Astonishingly, Menzel kept these works hidden throughout his lifetime. Indeed, not only did he suppress this 'Impressionist' side of his art, but also he was quite disparaging about Impressionist paintings in general, preferring instead the highly formal academic art of Ernest Meissonier (), the doyen of the French Academy.
Reputation as a Painter
Short of stature - he was only four foot six inches tall - Menzel spent most of his long life in Berlin.
Among his most gripping works were the drawings and watercolours he produced in of dead and mutilated soldiers during the Austro-Prussian War. Revered by numerous German masters, including the modernist Max Klinger (), as well as the great French Impressionist Degas who called him the "greatest living artist", he received many honours, and was raised to the nobility, becoming "Von Menzel".
He was also elected a member of the Academy of Fine Arts in Paris, and the Royal Academy in London. After his death at the age of ninety, Menzel was given a state funeral in recognition of is artistic achievements.

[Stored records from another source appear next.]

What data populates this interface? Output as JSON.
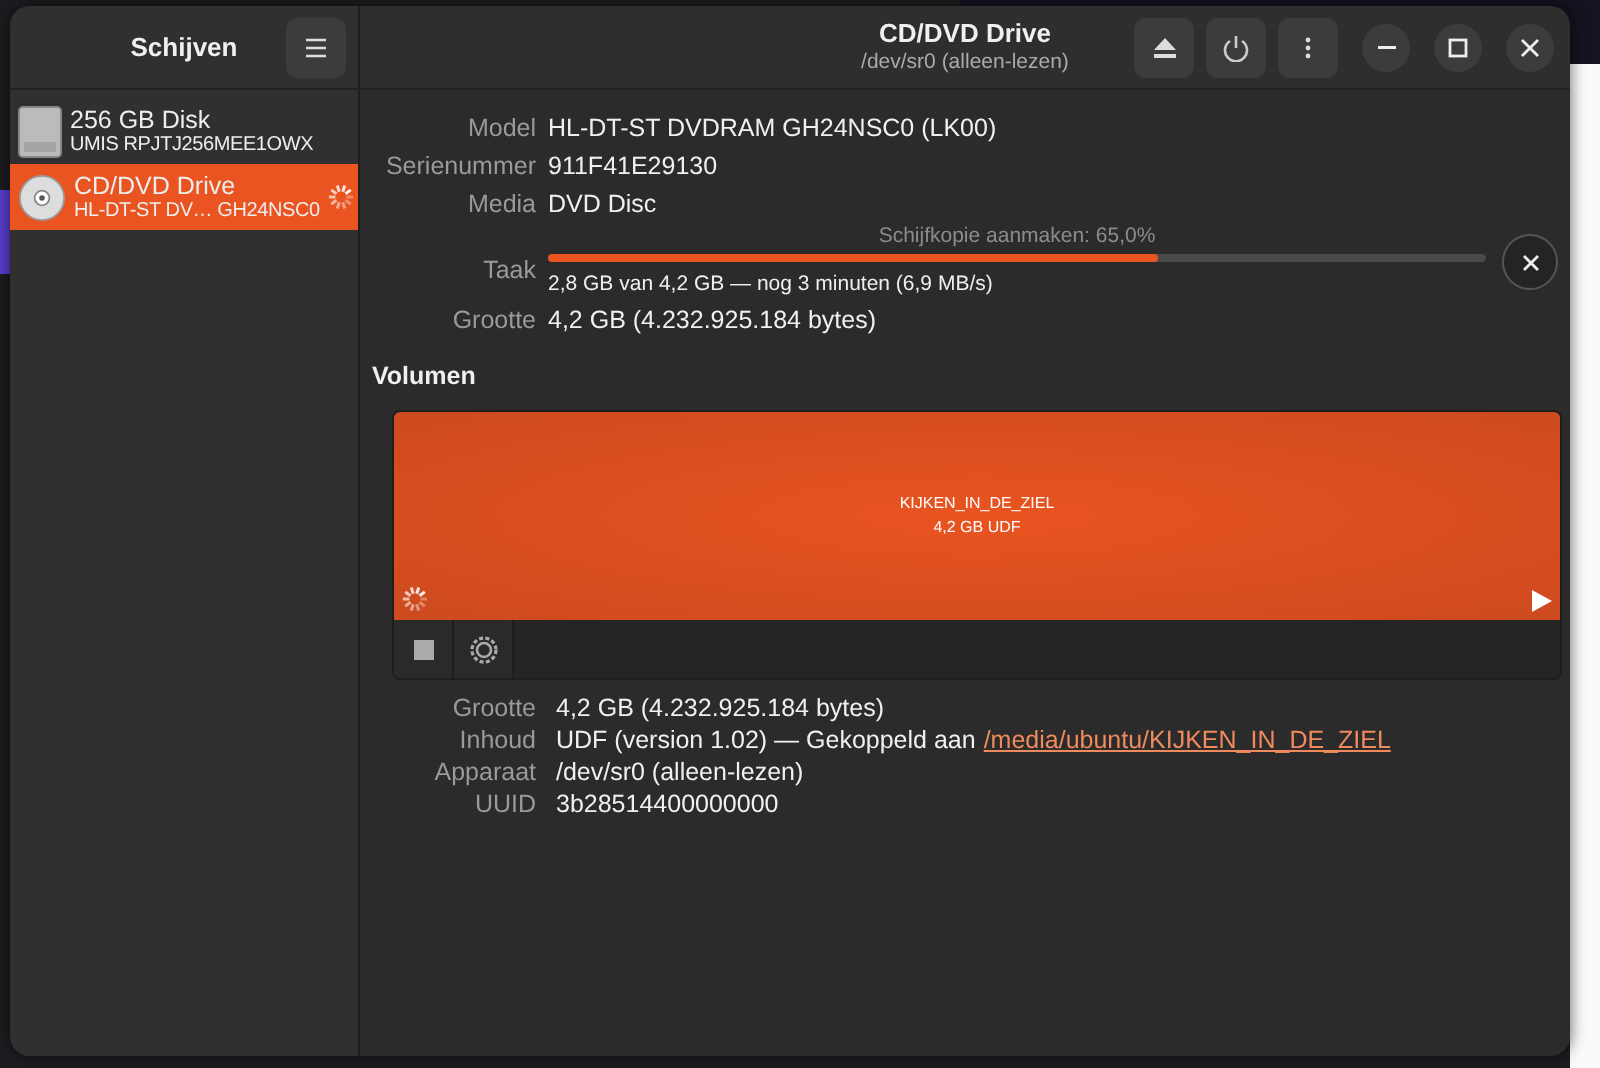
{
  "sidebar": {
    "title": "Schijven",
    "drives": [
      {
        "name": "256 GB Disk",
        "model": "UMIS RPJTJ256MEE1OWX",
        "kind": "ssd",
        "selected": false,
        "busy": false
      },
      {
        "name": "CD/DVD Drive",
        "model": "HL-DT-ST DV… GH24NSC0",
        "kind": "optical",
        "selected": true,
        "busy": true
      }
    ]
  },
  "header": {
    "title": "CD/DVD Drive",
    "subtitle": "/dev/sr0 (alleen-lezen)"
  },
  "drive_info": [
    {
      "kind": "text",
      "label": "Model",
      "value": "HL-DT-ST DVDRAM GH24NSC0 (LK00)"
    },
    {
      "kind": "text",
      "label": "Serienummer",
      "value": "911F41E29130"
    },
    {
      "kind": "text",
      "label": "Media",
      "value": "DVD Disc"
    },
    {
      "kind": "progress",
      "label": "Taak",
      "caption": "Schijfkopie aanmaken: 65,0%",
      "level": 0.65,
      "detail": "2,8 GB van 4,2 GB — nog 3 minuten (6,9 MB/s)"
    },
    {
      "kind": "text",
      "label": "Grootte",
      "value": "4,2 GB (4.232.925.184 bytes)"
    }
  ],
  "volumes_heading": "Volumen",
  "volume": {
    "name": "KIJKEN_IN_DE_ZIEL",
    "summary": "4,2 GB UDF",
    "selected": true,
    "busy": true
  },
  "volume_info": [
    {
      "label": "Grootte",
      "value": "4,2 GB (4.232.925.184 bytes)"
    },
    {
      "label": "Inhoud",
      "value": "UDF (version 1.02) — Gekoppeld aan",
      "link": "/media/ubuntu/KIJKEN_IN_DE_ZIEL"
    },
    {
      "label": "Apparaat",
      "value": "/dev/sr0 (alleen-lezen)"
    },
    {
      "label": "UUID",
      "value": "3b28514400000000"
    }
  ]
}
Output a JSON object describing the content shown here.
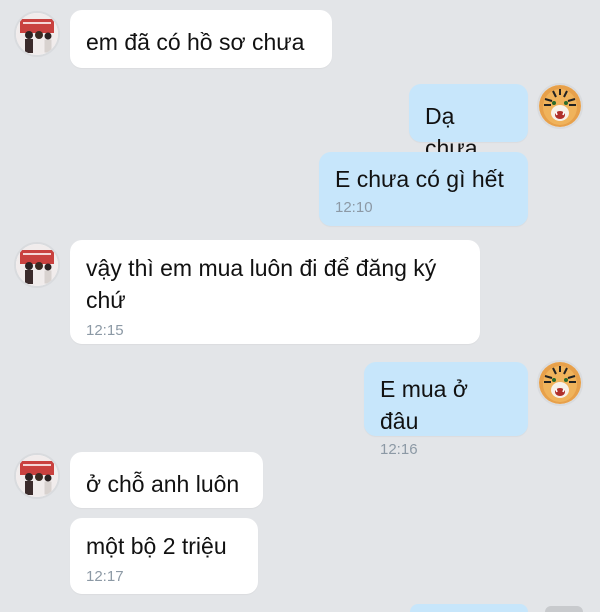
{
  "messages": [
    {
      "side": "in",
      "text": "em đã có hồ sơ chưa",
      "time": ""
    },
    {
      "side": "out",
      "text": "Dạ chưa",
      "time": ""
    },
    {
      "side": "out",
      "text": "E chưa có gì hết",
      "time": "12:10"
    },
    {
      "side": "in",
      "text": "vậy thì em mua luôn đi để đăng ký chứ",
      "time": "12:15"
    },
    {
      "side": "out",
      "text": "E mua ở đâu",
      "time": "12:16"
    },
    {
      "side": "in",
      "text": "ở chỗ anh luôn",
      "time": ""
    },
    {
      "side": "in",
      "text": "một bộ 2 triệu",
      "time": "12:17"
    }
  ],
  "avatars": {
    "contact": "group-photo-avatar",
    "self": "tiger-avatar"
  },
  "colors": {
    "background": "#e3e5e8",
    "incoming_bubble": "#ffffff",
    "outgoing_bubble": "#c7e6fb",
    "timestamp": "#8c99a5"
  }
}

Other 19th Century German Painters
Other painters belonging to the realism movement in Germany during the nineteenth century include: the landscape artist Joseph Anton Koch (), the great Romantic Caspar David Friedrich (), the early Biedermeier exponent Carl Spitzweg (), the eminent society portraitist Franz von Lenbach (), the meticulous Wilhelm Leibl (), the naturalist painter Hans Thoma () and the German Impressionists Max Liebermann (), Max Slevogt () and Lovis Corinth ().
Paintings by Adolph Menzel can be seen in many of the best art museums throughout the world.